PayPal has confirmed a security analyst’s report that a security vulnerability could expose user passwords to a hacker. The researcher, Alex Birsan, reportedly earned a bug bounty of $15,300 for discovering the problem, which was disclosed on January 8. PayPal patched the flaw in early December.
"This is the story of a high-severity bug affecting what is probably one of PayPal’s most visited pages," Birsan wrote in his public disclosure of the vulnerability, "the login form."
After conducting its own investigation, PayPal said "sensitive, unique tokens were being leaked in a JS file used by the recaptcha implementation." In many cases, users are required to solve a CAPTCHA challenge after authenticating their input.
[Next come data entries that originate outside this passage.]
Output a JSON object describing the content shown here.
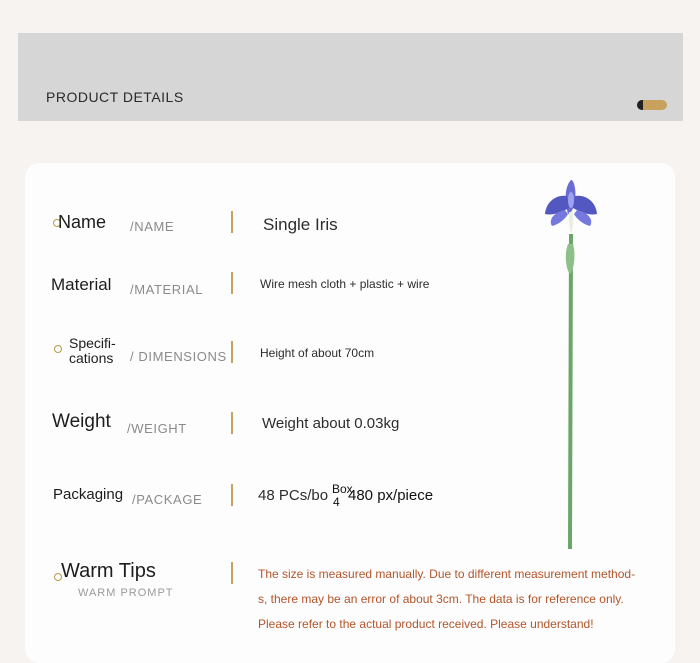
{
  "header": {
    "title": "PRODUCT DETAILS"
  },
  "rows": [
    {
      "label": "Name",
      "sub": "/NAME",
      "value": "Single Iris"
    },
    {
      "label": "Material",
      "sub": "/MATERIAL",
      "value": "Wire mesh cloth + plastic + wire"
    },
    {
      "label_line1": "Specifi-",
      "label_line2": "cations",
      "sub": "/ DIMENSIONS",
      "value": "Height of about 70cm"
    },
    {
      "label": "Weight",
      "sub": "/WEIGHT",
      "value": "Weight about 0.03kg"
    },
    {
      "label": "Packaging",
      "sub": "/PACKAGE",
      "value_a": "48 PCs/bo",
      "value_box": "Box",
      "value_num": "4",
      "value_b": "480 px/piece"
    }
  ],
  "warm": {
    "label": "Warm Tips",
    "sub": "WARM PROMPT",
    "lines": [
      "The size is measured manually. Due to different measurement method-",
      "s, there may be an error of about 3cm. The data is for reference only.",
      "Please refer to the actual product received. Please understand!"
    ]
  },
  "colors": {
    "accent_gold": "#c8a060",
    "tips_text": "#b2552a",
    "petal": "#5b5fc4",
    "stem": "#6aa56a"
  },
  "image": {
    "subject": "flower-iris"
  }
}
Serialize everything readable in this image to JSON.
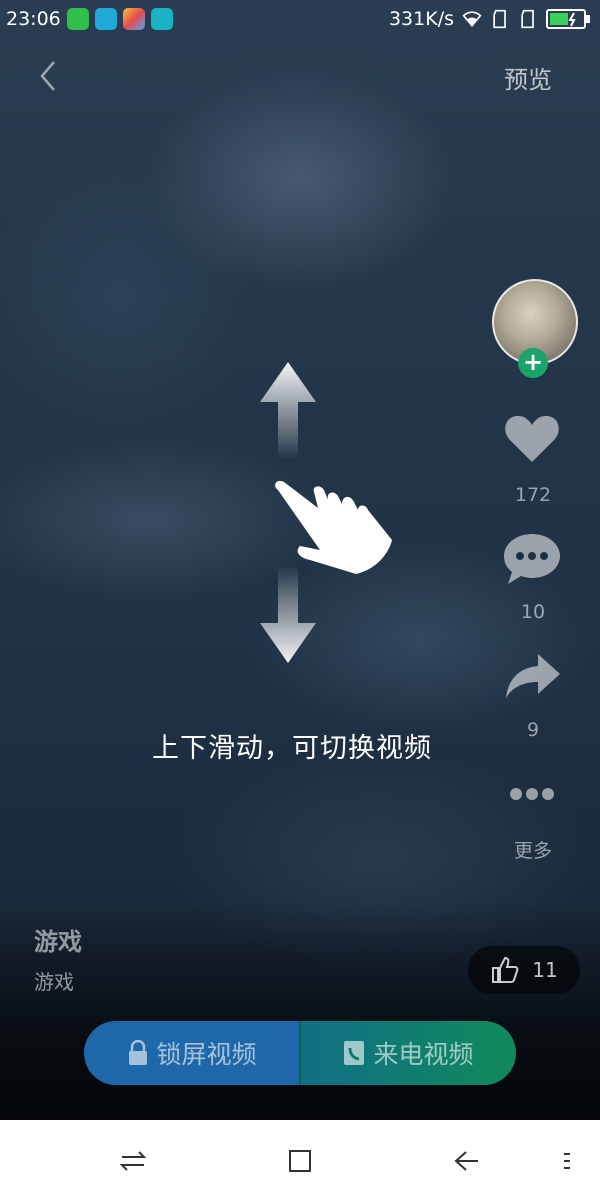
{
  "status_bar": {
    "time": "23:06",
    "net_speed": "331K/s"
  },
  "header": {
    "preview_label": "预览"
  },
  "hint": {
    "text": "上下滑动，可切换视频"
  },
  "actions": {
    "likes": "172",
    "comments": "10",
    "shares": "9",
    "more_label": "更多"
  },
  "video_info": {
    "title": "游戏",
    "subtitle": "游戏"
  },
  "thumb_count": "11",
  "buttons": {
    "lock_screen": "锁屏视频",
    "ringtone": "来电视频"
  },
  "colors": {
    "lock_button": "#1e67a8",
    "ringtone_button_end": "#0f8a5a",
    "follow": "#1aa36a"
  }
}
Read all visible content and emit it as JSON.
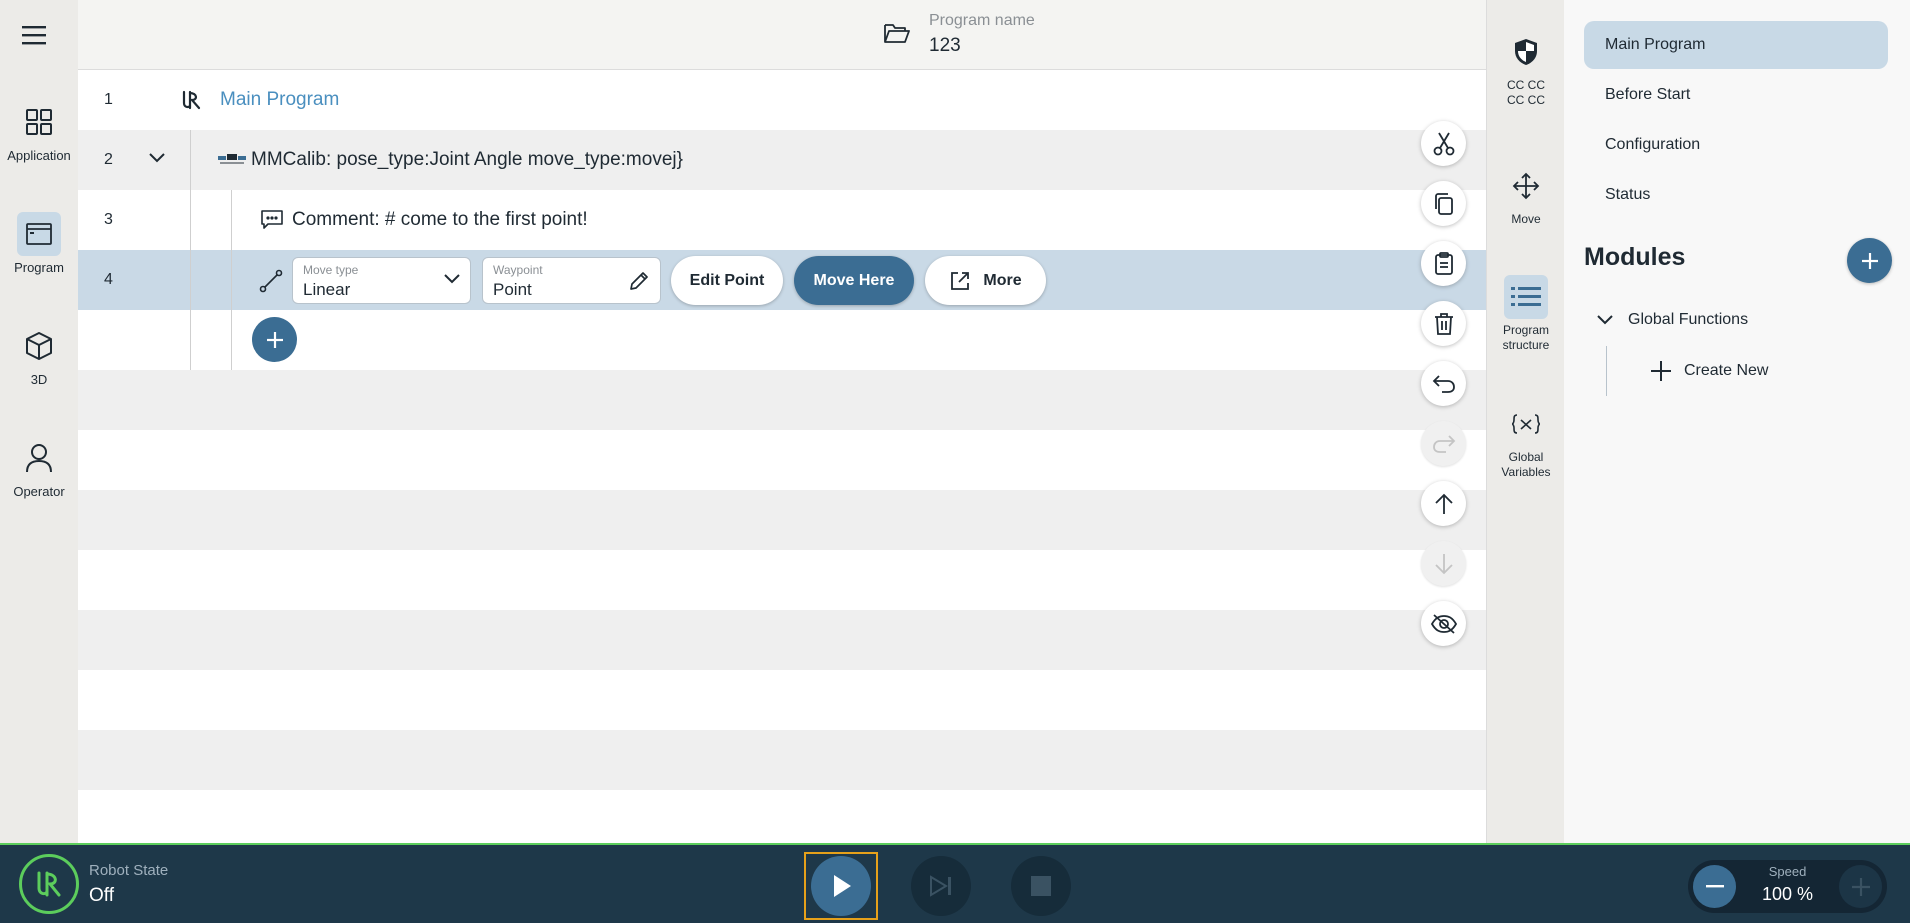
{
  "left_nav": {
    "items": [
      {
        "label": "Application"
      },
      {
        "label": "Program"
      },
      {
        "label": "3D"
      },
      {
        "label": "Operator"
      }
    ]
  },
  "header": {
    "program_name_label": "Program name",
    "program_name": "123"
  },
  "tree": {
    "rows": [
      {
        "num": "1",
        "text": "Main Program"
      },
      {
        "num": "2",
        "text": "MMCalib: pose_type:Joint Angle move_type:movej}"
      },
      {
        "num": "3",
        "text": "Comment: # come to the first point!"
      },
      {
        "num": "4"
      }
    ],
    "move_type": {
      "label": "Move type",
      "value": "Linear"
    },
    "waypoint": {
      "label": "Waypoint",
      "value": "Point"
    },
    "edit_point": "Edit Point",
    "move_here": "Move Here",
    "more": "More"
  },
  "rail": {
    "items": [
      {
        "label_line1": "CC CC",
        "label_line2": "CC CC"
      },
      {
        "label_line1": "Move"
      },
      {
        "label_line1": "Program",
        "label_line2": "structure"
      },
      {
        "label_line1": "Global",
        "label_line2": "Variables"
      }
    ]
  },
  "panel": {
    "nav": [
      {
        "label": "Main Program"
      },
      {
        "label": "Before Start"
      },
      {
        "label": "Configuration"
      },
      {
        "label": "Status"
      }
    ],
    "modules_title": "Modules",
    "global_functions": "Global Functions",
    "create_new": "Create New"
  },
  "bottom": {
    "robot_state_label": "Robot State",
    "robot_state": "Off",
    "speed_label": "Speed",
    "speed_value": "100 %"
  },
  "colors": {
    "accent": "#3b6d93",
    "selected_row": "#c9d9e6",
    "bottom_bar": "#1e3849",
    "status_green": "#5ccd5c",
    "focus_outline": "#e6a11a"
  }
}
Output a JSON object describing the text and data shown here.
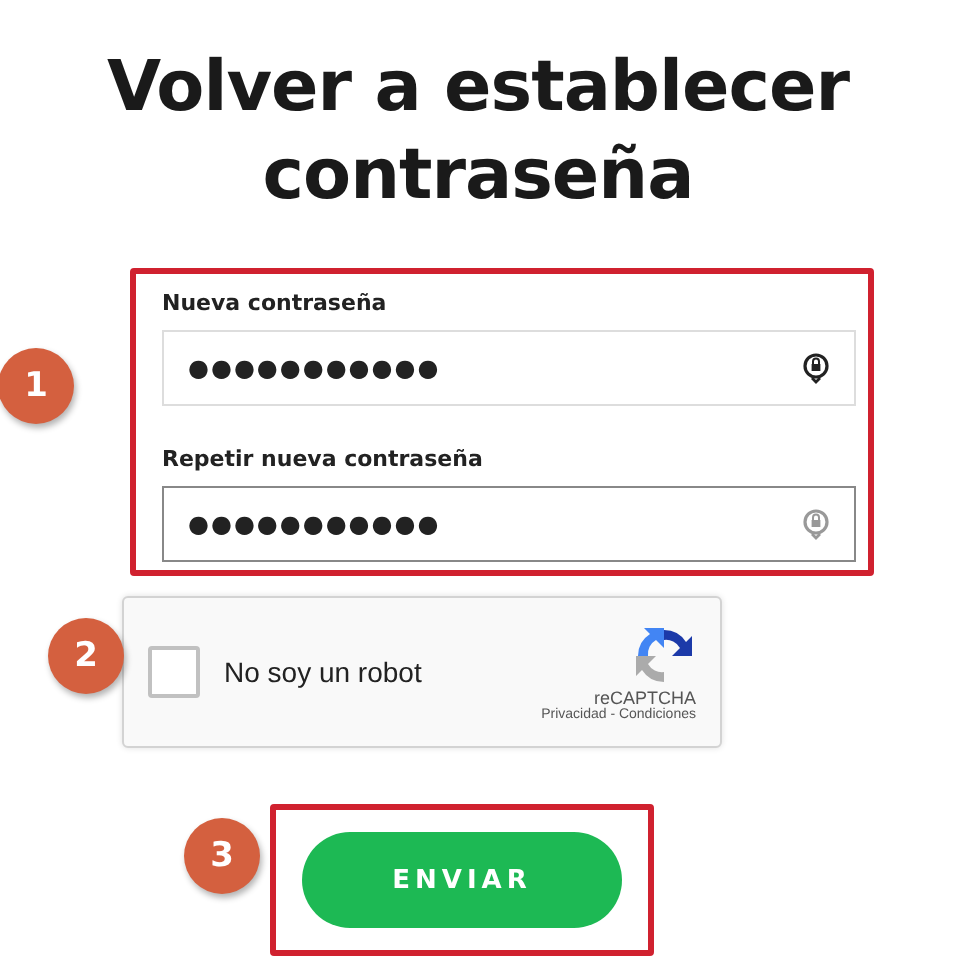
{
  "title": "Volver a establecer contraseña",
  "fields": [
    {
      "label": "Nueva contraseña",
      "value": "●●●●●●●●●●●",
      "focused": false
    },
    {
      "label": "Repetir nueva contraseña",
      "value": "●●●●●●●●●●●",
      "focused": true
    }
  ],
  "captcha": {
    "label": "No soy un robot",
    "checked": false,
    "brand": "reCAPTCHA",
    "links": "Privacidad - Condiciones"
  },
  "submit": {
    "label": "ENVIAR"
  },
  "annotations": [
    {
      "label": "1"
    },
    {
      "label": "2"
    },
    {
      "label": "3"
    }
  ]
}
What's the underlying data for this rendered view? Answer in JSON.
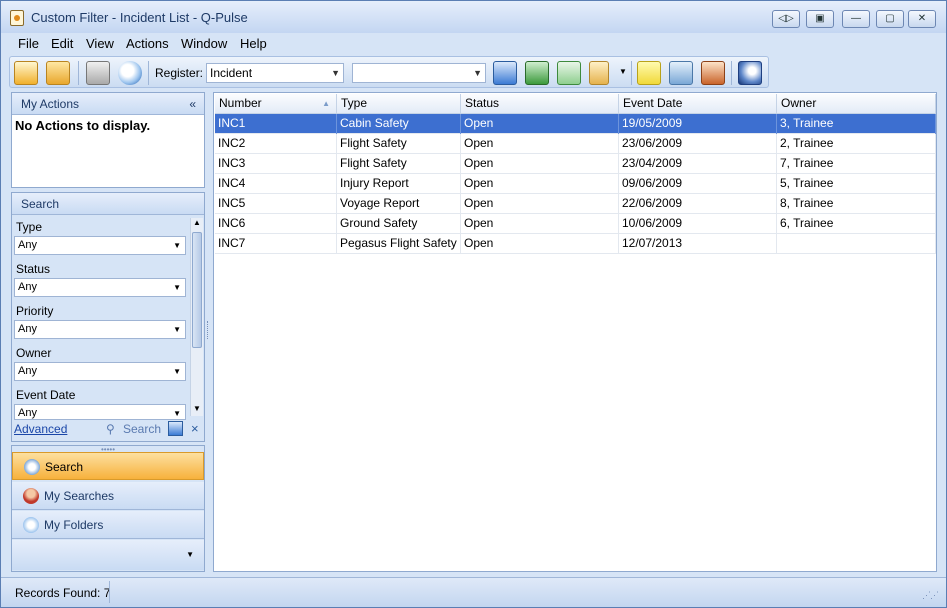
{
  "window": {
    "title": "Custom Filter - Incident List - Q-Pulse"
  },
  "menu": [
    "File",
    "Edit",
    "View",
    "Actions",
    "Window",
    "Help"
  ],
  "toolbar": {
    "register_label": "Register:",
    "register_value": "Incident",
    "second_value": ""
  },
  "my_actions": {
    "title": "My Actions",
    "collapse": "«",
    "empty_text": "No Actions to display."
  },
  "search_panel": {
    "title": "Search",
    "fields": [
      {
        "label": "Type",
        "value": "Any"
      },
      {
        "label": "Status",
        "value": "Any"
      },
      {
        "label": "Priority",
        "value": "Any"
      },
      {
        "label": "Owner",
        "value": "Any"
      },
      {
        "label": "Event Date",
        "value": "Any"
      }
    ],
    "advanced": "Advanced",
    "search": "Search",
    "clear": "×"
  },
  "nav": [
    {
      "label": "Search"
    },
    {
      "label": "My Searches"
    },
    {
      "label": "My Folders"
    }
  ],
  "grid": {
    "columns": [
      "Number",
      "Type",
      "Status",
      "Event Date",
      "Owner"
    ],
    "sort_indicator": "▲",
    "rows": [
      [
        "INC1",
        "Cabin Safety",
        "Open",
        "19/05/2009",
        "3, Trainee"
      ],
      [
        "INC2",
        "Flight Safety",
        "Open",
        "23/06/2009",
        "2, Trainee"
      ],
      [
        "INC3",
        "Flight Safety",
        "Open",
        "23/04/2009",
        "7, Trainee"
      ],
      [
        "INC4",
        "Injury Report",
        "Open",
        "09/06/2009",
        "5, Trainee"
      ],
      [
        "INC5",
        "Voyage Report",
        "Open",
        "22/06/2009",
        "8, Trainee"
      ],
      [
        "INC6",
        "Ground Safety",
        "Open",
        "10/06/2009",
        "6, Trainee"
      ],
      [
        "INC7",
        "Pegasus Flight Safety",
        "Open",
        "12/07/2013",
        ""
      ]
    ]
  },
  "status": {
    "records_found": "Records Found: 7"
  },
  "colors": {
    "selection": "#3d6fd0",
    "active_nav": "#f7b13c"
  }
}
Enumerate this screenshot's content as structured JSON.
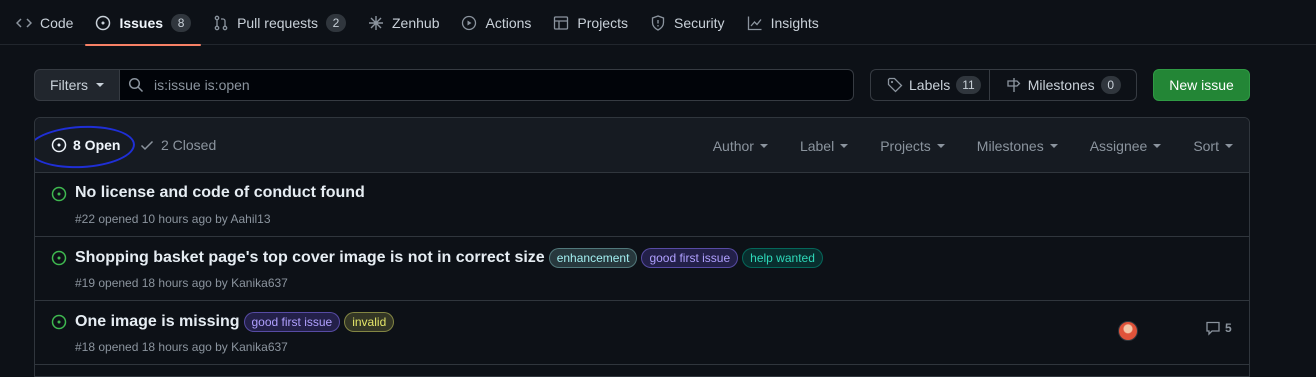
{
  "nav": {
    "tabs": [
      {
        "label": "Code",
        "icon": "code-icon"
      },
      {
        "label": "Issues",
        "icon": "issue-opened-icon",
        "count": "8"
      },
      {
        "label": "Pull requests",
        "icon": "git-pull-request-icon",
        "count": "2"
      },
      {
        "label": "Zenhub",
        "icon": "zenhub-icon"
      },
      {
        "label": "Actions",
        "icon": "play-icon"
      },
      {
        "label": "Projects",
        "icon": "table-icon"
      },
      {
        "label": "Security",
        "icon": "shield-icon"
      },
      {
        "label": "Insights",
        "icon": "graph-icon"
      }
    ]
  },
  "toolbar": {
    "filters_label": "Filters",
    "search_value": "is:issue is:open",
    "labels_label": "Labels",
    "labels_count": "11",
    "milestones_label": "Milestones",
    "milestones_count": "0",
    "new_issue_label": "New issue"
  },
  "list_header": {
    "open_label": "8 Open",
    "closed_label": "2 Closed",
    "filters": [
      "Author",
      "Label",
      "Projects",
      "Milestones",
      "Assignee",
      "Sort"
    ]
  },
  "issues": [
    {
      "title": "No license and code of conduct found",
      "meta": "#22 opened 10 hours ago by Aahil13",
      "labels": []
    },
    {
      "title": "Shopping basket page's top cover image is not in correct size",
      "meta": "#19 opened 18 hours ago by Kanika637",
      "labels": [
        "enhancement",
        "good first issue",
        "help wanted"
      ]
    },
    {
      "title": "One image is missing",
      "meta": "#18 opened 18 hours ago by Kanika637",
      "labels": [
        "good first issue",
        "invalid"
      ],
      "comments": "5"
    }
  ],
  "colors": {
    "background": "#0d1117",
    "open_icon": "#3fb950",
    "accent_underline": "#f78166",
    "new_issue_button": "#238636",
    "annotation_circle": "#1f2fd6",
    "label_enhancement": "#a2eeef",
    "label_good_first_issue": "#7057ff",
    "label_help_wanted": "#008672",
    "label_invalid": "#e4e669"
  }
}
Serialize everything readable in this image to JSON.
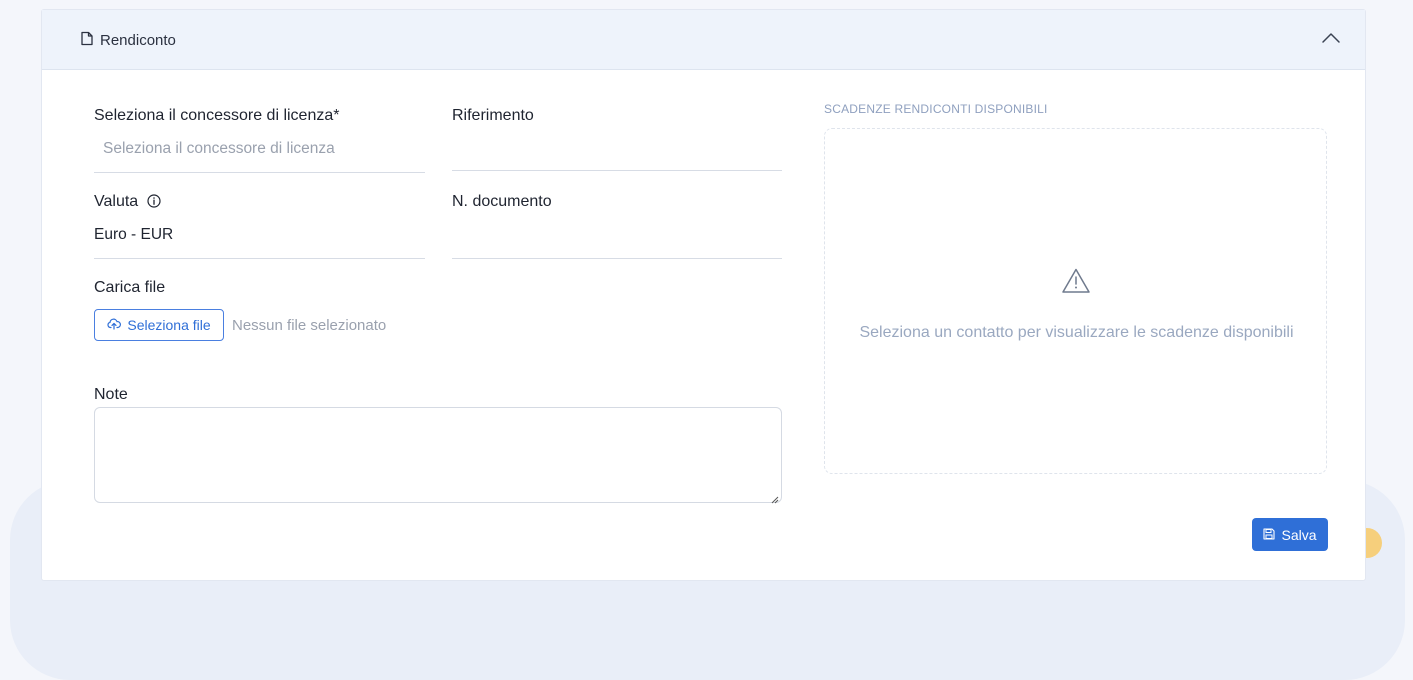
{
  "card": {
    "title": "Rendiconto",
    "title_icon": "document-icon",
    "collapse_icon": "chevron-up-icon"
  },
  "form": {
    "licensor": {
      "label": "Seleziona il concessore di licenza*",
      "placeholder": "Seleziona il concessore di licenza"
    },
    "reference": {
      "label": "Riferimento",
      "value": ""
    },
    "currency": {
      "label": "Valuta",
      "value": "Euro - EUR",
      "info_icon": "info-icon"
    },
    "doc_number": {
      "label": "N. documento",
      "value": ""
    },
    "upload": {
      "label": "Carica file",
      "button_label": "Seleziona file",
      "button_icon": "upload-icon",
      "status": "Nessun file selezionato"
    },
    "notes": {
      "label": "Note",
      "value": ""
    }
  },
  "side": {
    "title": "SCADENZE RENDICONTI DISPONIBILI",
    "icon": "warning-icon",
    "message": "Seleziona un contatto per visualizzare le scadenze disponibili"
  },
  "actions": {
    "save_label": "Salva",
    "save_icon": "floppy-disk-icon"
  },
  "colors": {
    "accent": "#2f6fd7",
    "header_bg": "#eef3fb",
    "muted": "#9aa1ae"
  }
}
PayPal says "the exposed tokens were used in the POST request to solve the CAPTCHA."
After several failed login attempts, the user may no longer answer the CAPTCHA authentication challenge, but Birsan says there was an easy-to-discover work-around.
In its discussion of the security flaw, PayPal said an account would have to follow a link from a malicious site to be tricked into revealing login credentials. But if they did that, the attacker could then complete the security challenge.
"This exposure only occurred," PayPal said, "if a user followed a login link from a malicious site, similar to a phishing page."
PayPal implemented additional controls on the security challenge request to prevent token reuse, which reportedly resolved the issue. The company says no evidence of abuse was found.
The lesson for PayPal users is to be on the lookout for bogus emails from the service. Be very suspicious of an email with a link that purportedly will take you to a website where you are asked to enter your login credentials. In almost every case, that will be a scam.